Who are they? Jingyi Shao is a writer and director, whose latest project is the Disney film, Chang Can Dunk.
- The story follows Bernard Chang, a 5-foot-8-inch high schooler in the marching band, who makes a bet with his school’s top jock that in just 12 weeks, he’ll be able to dunk a basketball.
- Chang’s mission to prove himself to his peers and subvert their expectations is one that is personal to Shao. He says the inspiration for the film and many of the themes are drawn from his own experiences growing up in New Jersey.
What’s the big deal? Though the premise is pretty straightforward, the plot touches on many elements others may identify with: Chang trying to earn the respect of his peers as an Asian American and novice athlete; struggling to gain his single immigrant mother’s understanding; and believing in himself enough to achieve his goal.
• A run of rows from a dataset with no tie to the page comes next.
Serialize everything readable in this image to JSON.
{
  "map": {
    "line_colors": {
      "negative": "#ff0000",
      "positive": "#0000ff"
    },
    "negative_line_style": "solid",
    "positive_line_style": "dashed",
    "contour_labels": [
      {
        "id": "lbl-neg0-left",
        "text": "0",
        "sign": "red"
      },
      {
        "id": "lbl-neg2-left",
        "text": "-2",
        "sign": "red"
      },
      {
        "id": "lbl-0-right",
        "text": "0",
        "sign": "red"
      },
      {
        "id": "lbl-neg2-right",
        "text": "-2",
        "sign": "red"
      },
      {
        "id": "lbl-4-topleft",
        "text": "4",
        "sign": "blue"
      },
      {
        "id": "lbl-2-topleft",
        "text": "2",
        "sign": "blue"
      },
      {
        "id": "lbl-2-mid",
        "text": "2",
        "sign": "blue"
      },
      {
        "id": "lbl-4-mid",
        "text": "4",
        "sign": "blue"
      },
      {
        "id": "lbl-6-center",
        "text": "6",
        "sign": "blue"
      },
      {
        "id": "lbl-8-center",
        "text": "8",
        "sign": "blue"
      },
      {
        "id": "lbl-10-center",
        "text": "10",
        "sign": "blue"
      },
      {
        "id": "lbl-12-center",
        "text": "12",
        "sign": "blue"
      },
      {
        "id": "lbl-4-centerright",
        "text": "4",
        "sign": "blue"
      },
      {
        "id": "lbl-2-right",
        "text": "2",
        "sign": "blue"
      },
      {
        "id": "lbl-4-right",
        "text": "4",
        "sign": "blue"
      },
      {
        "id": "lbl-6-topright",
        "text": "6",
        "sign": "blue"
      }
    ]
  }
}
- Shao explains how representation is intertwined with self-perception: “Watching this film, if you’re an Asian American or if you’re another person who’s a minority, there’s another layer to that. When people watch this film, I want them to think about their own self-perception, because I think that is almost as important as other people’s perceptions of you. I think that stereotypes are really powerful because we’re scared that they might be true.”
- It’s also another story focused on providing a new perspective on the Asian immigrant experience in the United States, hot on the trail of the groundbreaking Everything Everywhere All At Once Oscars sweep.
- In 2021, USC’s Annenberg Inclusion Initiative published a study that analyzed 1,300 films from 2007-2019. The results showed that from 51,159 speaking characters, just 5.9% of them were Asian or Pacific Islanders.
Want to hear more from Shao? Listen to the NPR interview by clicking or tapping the play button at the top.
Stephanie Mei-Ling/Stephanie Mei-Ling
What are they saying? Shao spoke to NPR’s Ailsa Chang (who insists that she cannot dunk) about the process of making the film.
On the significance of ~the dunk~
From a screenwriter’s perspective, you’re always looking for a metaphor that’s really simple and also universal. I mean, everyone that walks by a hoop wants to dunk. And the dunk is such a powerful, top three sports move. There’s a home run, there’s a knockout in boxing, and then there’s the slam dunk. And it’s like [an] athletic feat. It’s not something a lot of people can do. And it brings all the attention to that person and it riles up the crowd.
And when I saw that, I think all these questions of Asian Americans coming into our own, discovering ourselves, trying to fulfill our dreams and reaching for this goal with all these obstacles in the way, the dunk seems to be just a super simple metaphor. Yeah, it’s 10 feet, it’s there, you jump up and you do it or you don’t. But at the same time, you’re weighed down by invisible things.
On his own relationship to the story:
When I create stories, I try to relate it to personal experience. And so Chang is Asian because I’m Asian. Growing up, I tried my hardest not to think of things that way. I tried to convince myself that I was just me and race didn’t matter. But at a certain point, you do come across these things that people perceive of you, and you’re running up against these barriers and you’re trying to prove them wrong in different ways, not just to everyone else, but to yourself. So for this character to be Asian, I think that the whole thing of trying to disprove other people’s beliefs of you, or you’re trying to be cooler in school, is a universal thing.
So, what now?
- Shao recalls watching sports movies growing up, and never quite identifying with the challenges faced by the protagonists. He hopes that his film will create space for kids who grew up like him.
- Chang Can Dunk is available to stream on Disney Plus.